Il convient de noter — et cela au vif contentement de Max Huber - - que le sel ne faisait plus défaut. Ce n'était pas ce chlorure de sodium qui est tenu en dissolution dans les eaux de la mer, mais ce sel gemme fort répandu en Afrique, en Asie, en Amérique et dont les efflorescences devaient couvrir le sol aux environs de Ngala. Ce minéral, — le seul qui entre dans l'alimentation, — rien que l'instinct eût suffi à en apprendre l'utilité aux Wagddis comme à n'importe quel animal.
Une question qui intéressa John Cort, ce fut la question du feu. Comment ces primitifs l'obtenaient-ils? Était-ce par le frottement d'un morceau de bois dur sur un morceau de bois mou d'après la méthode des sauvages?… Non, ils ne procédaient pas de la sorte, et employaient le silex, dont ils tiraient des étincelles par le choc. Ces étincelles suffisaient à allumer le duvet du fruit du rentenier, très commun dans les forêts africaines, qui jouit de toutes les propriétés de l'amadou.

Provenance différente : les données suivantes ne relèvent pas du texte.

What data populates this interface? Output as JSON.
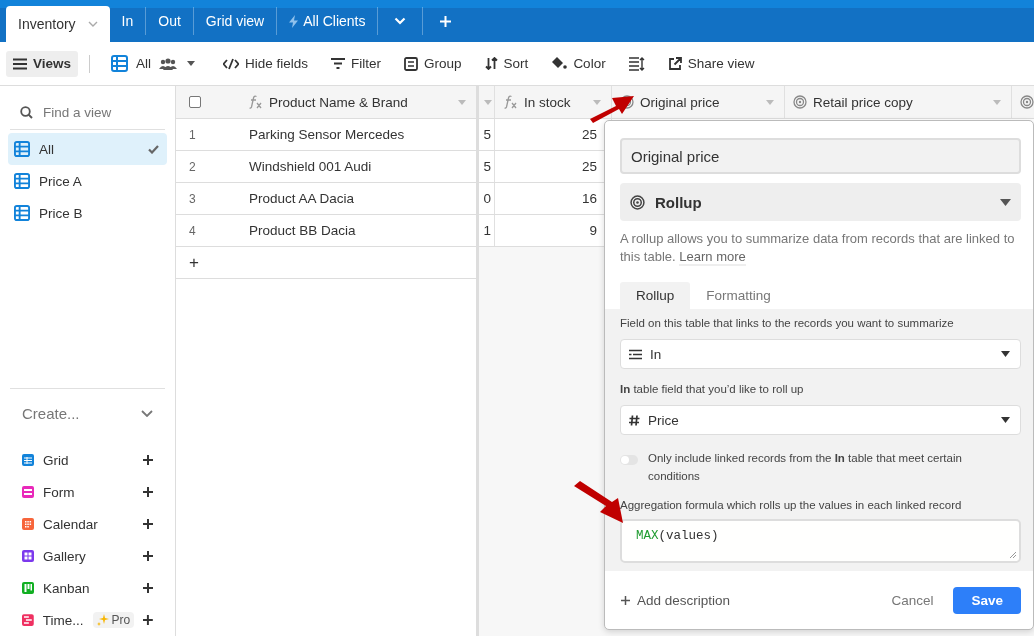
{
  "tabs": [
    {
      "label": "Inventory",
      "selected": true,
      "kind": "table"
    },
    {
      "label": "In",
      "selected": false,
      "kind": "table"
    },
    {
      "label": "Out",
      "selected": false,
      "kind": "table"
    },
    {
      "label": "Grid view",
      "selected": false,
      "kind": "table"
    },
    {
      "label": "All Clients",
      "selected": false,
      "kind": "automation"
    }
  ],
  "toolbar": [
    {
      "kind": "views",
      "label": "Views"
    },
    {
      "kind": "view-switcher",
      "label": "All"
    },
    {
      "kind": "hide",
      "label": "Hide fields"
    },
    {
      "kind": "filter",
      "label": "Filter"
    },
    {
      "kind": "group",
      "label": "Group"
    },
    {
      "kind": "sort",
      "label": "Sort"
    },
    {
      "kind": "color",
      "label": "Color"
    },
    {
      "kind": "row-height"
    },
    {
      "kind": "share",
      "label": "Share view"
    }
  ],
  "sidebar": {
    "search": {
      "placeholder": "Find a view"
    },
    "views": [
      {
        "label": "All",
        "selected": true
      },
      {
        "label": "Price A",
        "selected": false
      },
      {
        "label": "Price B",
        "selected": false
      }
    ],
    "create": {
      "title": "Create...",
      "items": [
        {
          "label": "Grid",
          "kind": "grid",
          "color": "#1283da"
        },
        {
          "label": "Form",
          "kind": "form",
          "color": "#e929ba"
        },
        {
          "label": "Calendar",
          "kind": "calendar",
          "color": "#f7653b"
        },
        {
          "label": "Gallery",
          "kind": "gallery",
          "color": "#7c39ed"
        },
        {
          "label": "Kanban",
          "kind": "kanban",
          "color": "#11af22"
        },
        {
          "label": "Time...",
          "kind": "timeline",
          "color": "#ef3061",
          "badge": "Pro"
        }
      ]
    }
  },
  "table": {
    "select_all_checked": false,
    "columns": [
      {
        "name": "Product Name & Brand",
        "kind": "formula"
      },
      {
        "kind": "partial"
      },
      {
        "name": "In stock",
        "kind": "formula"
      },
      {
        "name": "Original price",
        "kind": "rollup"
      },
      {
        "name": "Retail price copy",
        "kind": "rollup"
      },
      {
        "kind": "rollup"
      }
    ],
    "rows": [
      {
        "number": "1",
        "cells": [
          "Parking Sensor Mercedes",
          "5",
          "25"
        ]
      },
      {
        "number": "2",
        "cells": [
          "Windshield 001 Audi",
          "5",
          "25"
        ]
      },
      {
        "number": "3",
        "cells": [
          "Product AA Dacia",
          "0",
          "16"
        ]
      },
      {
        "number": "4",
        "cells": [
          "Product BB Dacia",
          "1",
          "9"
        ]
      }
    ],
    "add_row": "+"
  },
  "field_editor": {
    "name": "Original price",
    "type": "Rollup",
    "description": "A rollup allows you to summarize data from records that are linked to this table.",
    "learn_more": "Learn more",
    "tabs": [
      {
        "label": "Rollup",
        "selected": true
      },
      {
        "label": "Formatting",
        "selected": false
      }
    ],
    "link_label": "Field on this table that links to the records you want to summarize",
    "link_value": "In",
    "rollup_label": "**In** table field that you’d like to roll up",
    "rollup_value": "Price",
    "filter": {
      "label": "Only include linked records from the **In** table that meet certain conditions",
      "on": false
    },
    "formula_label": "Aggregation formula which rolls up the values in each linked record",
    "formula": {
      "function": "MAX",
      "rest": "(values)"
    },
    "add_description": "Add description",
    "cancel": "Cancel",
    "save": "Save"
  }
}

En outre, la nourriture azotée se complétait, chez les familles wagddiennes, par une nourriture végétale dont la nature faisait seule les frais. C'étaient, d'une part, des racines comestibles de deux ou trois sortes, de l'autre, une grande variété de fruits, tels que ceux que donne l'acacia andansonia, qui porte indifféremment le nom justifié de pain d'homme ou de pain de singe — tel le karita, dont la châtaigne s'emplit d'une matière grasse susceptible de remplacer le beurre, — tel le kijelia, avec ses baies d'une saveur un peu fade, que compense leur qualité nourrissante et aussi leur volume, car elles ne mesurent pas moins de deux pieds de longueur, — tels enfin d'autres fruits, bananes, figues, mangues, à l'état sauvage, et aussi ce tso qui fournit des fruits assez bons, le tout relevé de gousses de tamarin en guise de condiment. Enfin, les Wagddis faisaient également usage du miel, dont ils découvraient les ruches en suivant le coucou indicateur. Et, soit avec ce produit si précieux, soit avec le suc de diverses plantes — entre autres le lutex distillé par une certaine liane — mêlé à l'eau de la rivière, ils composaient des boissons fermentées à haut degré alcoolique. Qu'on ne s'en étonne point; n'a-t-on pas reconnu que les mandrilles d'Afrique, qui ne sont que des singes cependant, ont un faible prononcé pour l'alcool?…
Il faut ajouter qu'un cours d'eau, très poissonneux, qui passait sous Ngala, contenait les mêmes espèces que celles trouvées par Khamis et ses compagnons dans le rio Johausen. Mais était-il navigable, et les Wagddis se servaient-ils d'embarcations?… c'est ce qu'il eût été important de savoir en cas de fuite.